Art, War and Peace: Responses to the Invasion and Occupation of Iraq
Mosaic Rooms, London 22nd March 2013
How have artists and art institutions in the UK and beyond responded to the 2003 invasion and subsequent occupation of Iraq? How might we think about the entanglement of art, war and peace in light of these responses?
This one-day event will bring together artists and writers with ties to Iraq to reflect on these issues a decade on from the invasion. Reflecting a range of perspectives and practices, talks and discussions will explore the different ways in which the war has been experienced and the diverse forms of creativity through which artists have responded.
Art, War and Peace: Responses to the Invasion and Occupation of Iraq is organised by Dr Alan Ingram (UCL) and Yousif Naser (The Ark Artist Space). The event draws on research conducted by Alan Ingram at UCL Department of Geography, funded by the British Academy and is supported by UCL’s Public Engagement programme. The event also forms part of Reel Iraq 2013, a celebration of the arts and culture of Iraq.
Register for this event via the Mosaic Rooms.
Speakers and timetable
10.30 Tea and coffee
11.00 Introduction: Alan Ingram and Yousif Naser
11.30 Rashad Selim: Separation, Outflow and Attitudes of Return
Rashad Selim is an artist and printmaker, painter, sculptor, curator, illustrator, essayist, cultural researcher, grassroots development worker and project animator. Over the course of the last decade his work has often been concerned with the causes and effects of the war and with developing new resources and approaches to overcome limitations set in the present landscape. In this talk he will consider the continual outflow of art and artists from Iraq, the problems of confronting violence and abuse in art and challenges in re-engaging with what is happening in Iraq today.

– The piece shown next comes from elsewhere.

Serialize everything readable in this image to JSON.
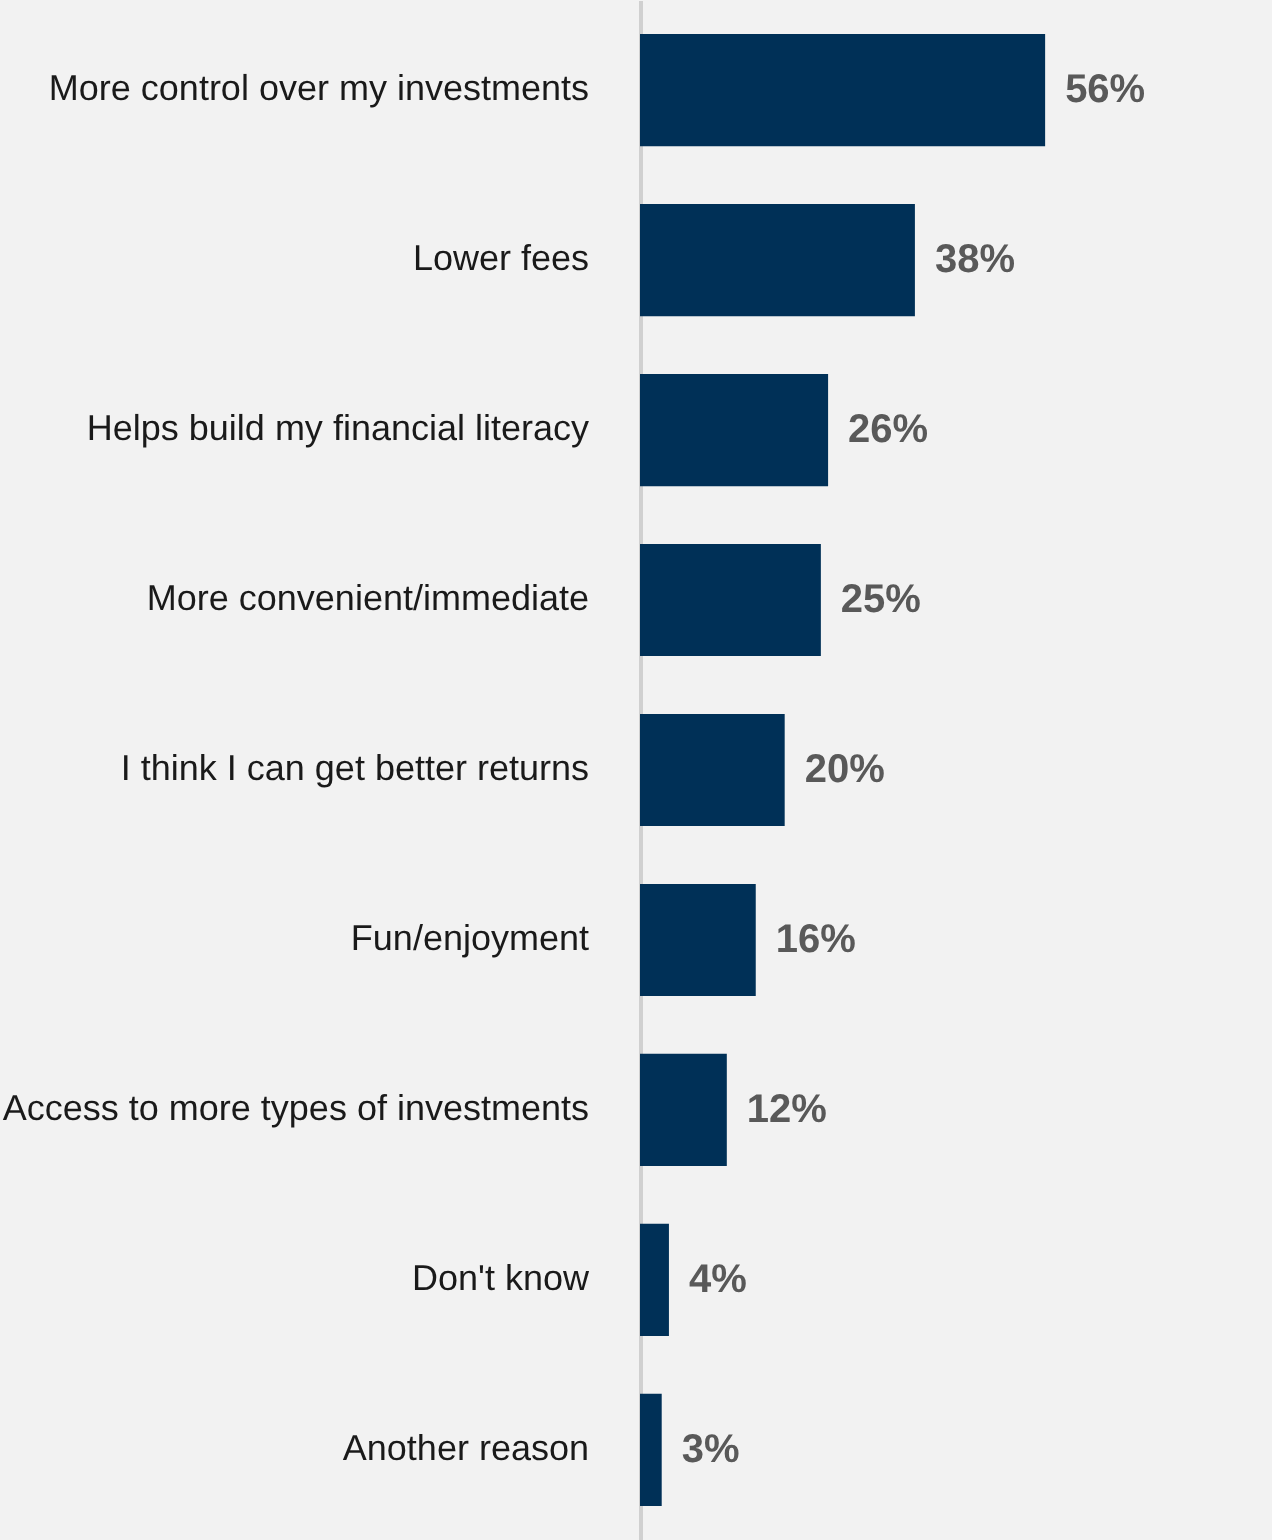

12.15 Satta Hashem: In Conflict: Reflections on the Constant War in Iraq
Satta Hashem creates drawings, paintings and prints which comprise graphic, symbolic, figurative and abstract styles. Trained in the Soviet Union and Sweden, his work deals with his own experience in relation to Iraq’s history of political violence and the legacies of Mesopotamian cultures and aims to communicate the sympathy he feels for those that find themselves constantly in the middle of the conflict in Iraq. In this talk he will discuss the development of his practice in relation to his concerns with colour theory, symbolism and the relationship between art work and political violence.
14.00 Nadje Al-Ali: We Are Iraqis: Aesthetics and Politics in a Time of War
Nadje Al-Ali is Professor of Gender Studies at the School of Oriental and African Studies, London, where she conducts research on topics including women’s movements and feminism in the Middle East, transnationalism and diaspora, and violence and war and peace, with particular reference to Iraq. Her talk will focus particularly on a recent book co-edited with Deborah al-Najjar (We Are Iraqis: Aesthetics and Politics in a Time of War New York: Syracuse University Press 2013). The book showcases written and visual contributions by Iraqi artists, writers, poets, filmmakers, photographers, and activists, exploring the way Iraqis retain, subvert, and produce art and activism as ways of coping with despair and resisting chaos and destruction.
15:00 Hana Malallah: Professor of Art in Baghdad 2006, Refugee in London 2007
Hanaa Mallalah studied Fine Art in Baghdad with an emphasis on graphics and painting. In 2005 her thesis concerning the logic order in Mesopotamian drawing gained her a PhD in the Philosophy of Painting. She has taught and lectured widely at a several faculties of the University of Fine Arts in Baghdad. Having lived through thirty five years of war, she was forced to leave Iraq in 2006 as academics and artists fell increasingly under threat of sectarian violence. Since 2007 her work has addressed the destruction of Iraq under occupation and her own experience of violence and exile, particularly through the idea of ruin. In this talk she will discuss the evolution of her practice in relation to experiences of violence, loss and survival.
15.45 Tea and coffee
16:00 Film: SADA Summer Intensive 2012
Sada (sadairaq.org), is a non-profit project supporting new and emerging arts practices through education initiatives in Iraq and public programs internationally. This short film is a record of the 2012 SADA Summer Intensive programme, which brought together artists and participants working in Baghdad with teaching artists and professors for a week of workshops in Northern Iraq. In documenting the Intensive, the film sheds light on the situation faced by young artists living and working in Baghdad today.